The truth is tuition costs have little to do with the price of good education. (Unless someone is prepared to say that when education cost a third of what it now costs, in constant dollars, that it was only a third as good. hah) It's not about the professors. Instead, high tuition has everything to do with massive expansions of facilities, administrative staffs and non-educator employee rolls, business operations conducted under political rather than economic principles, no understanding of cost/benefit analysis in capital planning, golden employee benefits with unfunded pension and retirement plans, huge network infrastructure costs (so students can cruise Facebook and YouTube during lectures), more, more, more....

Availability of loans pushed demand, not supply, so costs rise relentlessly as they do in any market where more dollars flood in to chase the same goods or services.

Meanwhile, students leave college with the equivalent of a first-house mortgage, but no first house.

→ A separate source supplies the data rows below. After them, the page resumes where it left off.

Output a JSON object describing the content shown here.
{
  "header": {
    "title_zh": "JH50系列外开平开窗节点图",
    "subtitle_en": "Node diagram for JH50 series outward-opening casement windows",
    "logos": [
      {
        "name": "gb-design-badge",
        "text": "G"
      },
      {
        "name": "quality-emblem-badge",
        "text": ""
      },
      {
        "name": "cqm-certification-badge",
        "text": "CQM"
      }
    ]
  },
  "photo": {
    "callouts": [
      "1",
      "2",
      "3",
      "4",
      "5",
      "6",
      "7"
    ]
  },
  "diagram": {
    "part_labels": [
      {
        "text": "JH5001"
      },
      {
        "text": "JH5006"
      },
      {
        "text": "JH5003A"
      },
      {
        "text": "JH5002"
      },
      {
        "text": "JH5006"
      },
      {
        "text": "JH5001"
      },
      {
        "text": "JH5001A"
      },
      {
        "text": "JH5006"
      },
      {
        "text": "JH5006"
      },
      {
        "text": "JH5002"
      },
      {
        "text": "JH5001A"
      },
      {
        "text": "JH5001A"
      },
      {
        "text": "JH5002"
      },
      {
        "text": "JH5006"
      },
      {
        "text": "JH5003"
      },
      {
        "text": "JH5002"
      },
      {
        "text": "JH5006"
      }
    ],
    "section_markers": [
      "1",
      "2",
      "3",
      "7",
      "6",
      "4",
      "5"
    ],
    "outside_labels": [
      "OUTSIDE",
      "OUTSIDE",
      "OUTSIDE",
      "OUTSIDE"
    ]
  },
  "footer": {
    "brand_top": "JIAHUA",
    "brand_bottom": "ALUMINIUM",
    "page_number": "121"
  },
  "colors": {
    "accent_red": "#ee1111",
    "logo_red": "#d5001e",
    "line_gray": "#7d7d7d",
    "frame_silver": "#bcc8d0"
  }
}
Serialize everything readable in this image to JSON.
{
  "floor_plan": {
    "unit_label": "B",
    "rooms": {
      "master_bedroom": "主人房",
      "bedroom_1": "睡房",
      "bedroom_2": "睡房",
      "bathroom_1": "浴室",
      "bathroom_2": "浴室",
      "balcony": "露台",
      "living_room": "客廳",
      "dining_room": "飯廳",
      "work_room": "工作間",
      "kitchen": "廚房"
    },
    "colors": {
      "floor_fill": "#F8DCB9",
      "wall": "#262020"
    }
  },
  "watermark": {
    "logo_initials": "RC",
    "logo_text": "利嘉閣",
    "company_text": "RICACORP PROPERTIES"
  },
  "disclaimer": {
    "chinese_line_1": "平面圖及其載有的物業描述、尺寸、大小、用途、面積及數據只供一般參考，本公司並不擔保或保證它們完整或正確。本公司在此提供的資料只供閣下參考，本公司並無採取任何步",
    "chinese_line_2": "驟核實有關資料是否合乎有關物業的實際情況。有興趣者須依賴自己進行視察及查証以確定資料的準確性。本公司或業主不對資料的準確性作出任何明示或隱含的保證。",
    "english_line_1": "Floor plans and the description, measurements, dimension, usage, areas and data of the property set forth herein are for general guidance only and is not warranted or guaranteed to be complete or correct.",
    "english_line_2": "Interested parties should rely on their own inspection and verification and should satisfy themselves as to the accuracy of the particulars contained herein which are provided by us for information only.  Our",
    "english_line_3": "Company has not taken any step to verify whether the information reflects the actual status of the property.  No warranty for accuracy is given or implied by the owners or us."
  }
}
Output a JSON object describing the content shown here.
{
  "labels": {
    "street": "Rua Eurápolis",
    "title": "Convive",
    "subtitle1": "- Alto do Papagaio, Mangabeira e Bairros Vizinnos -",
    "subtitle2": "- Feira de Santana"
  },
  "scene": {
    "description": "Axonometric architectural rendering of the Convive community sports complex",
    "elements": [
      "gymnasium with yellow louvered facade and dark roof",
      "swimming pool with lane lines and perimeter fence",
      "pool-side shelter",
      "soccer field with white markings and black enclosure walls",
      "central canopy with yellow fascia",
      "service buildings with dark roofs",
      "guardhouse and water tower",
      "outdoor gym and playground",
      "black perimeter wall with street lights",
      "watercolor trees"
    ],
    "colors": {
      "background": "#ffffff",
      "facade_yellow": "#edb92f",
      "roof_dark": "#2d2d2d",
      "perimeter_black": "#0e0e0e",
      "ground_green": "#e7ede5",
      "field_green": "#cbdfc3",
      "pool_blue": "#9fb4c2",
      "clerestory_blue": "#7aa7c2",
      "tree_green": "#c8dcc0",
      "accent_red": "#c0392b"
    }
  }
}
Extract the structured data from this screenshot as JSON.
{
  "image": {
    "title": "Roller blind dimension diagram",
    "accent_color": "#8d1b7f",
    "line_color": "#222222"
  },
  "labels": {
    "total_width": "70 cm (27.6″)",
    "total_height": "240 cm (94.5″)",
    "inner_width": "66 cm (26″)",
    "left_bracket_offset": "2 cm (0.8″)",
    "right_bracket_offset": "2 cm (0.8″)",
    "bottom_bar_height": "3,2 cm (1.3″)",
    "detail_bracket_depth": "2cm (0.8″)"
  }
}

Student loan debt cannot be discharged in bankruptcy, and is not subject to any statute of limitations, so there is no legal escape from it ever. Students who earn a degree in lower-paying (or nonpaying) fields routinely run up 50,000, 75,000, 100,000 in debt. Many more leave college with no degree, but just as much debt. They are even less likely to service their loans.

We have no shortage of demonizers for the health insurance industry, but barely a peep when it comes to the robbers who run our universities, and the perverse incentives of those who dreamt up the government's student loan programs.

It is beyond disgusting that education costs have raced upward as fast as education quality has declined. It is simply immoral that this huge industry is financed by hanging millstones around the necks of its "customers."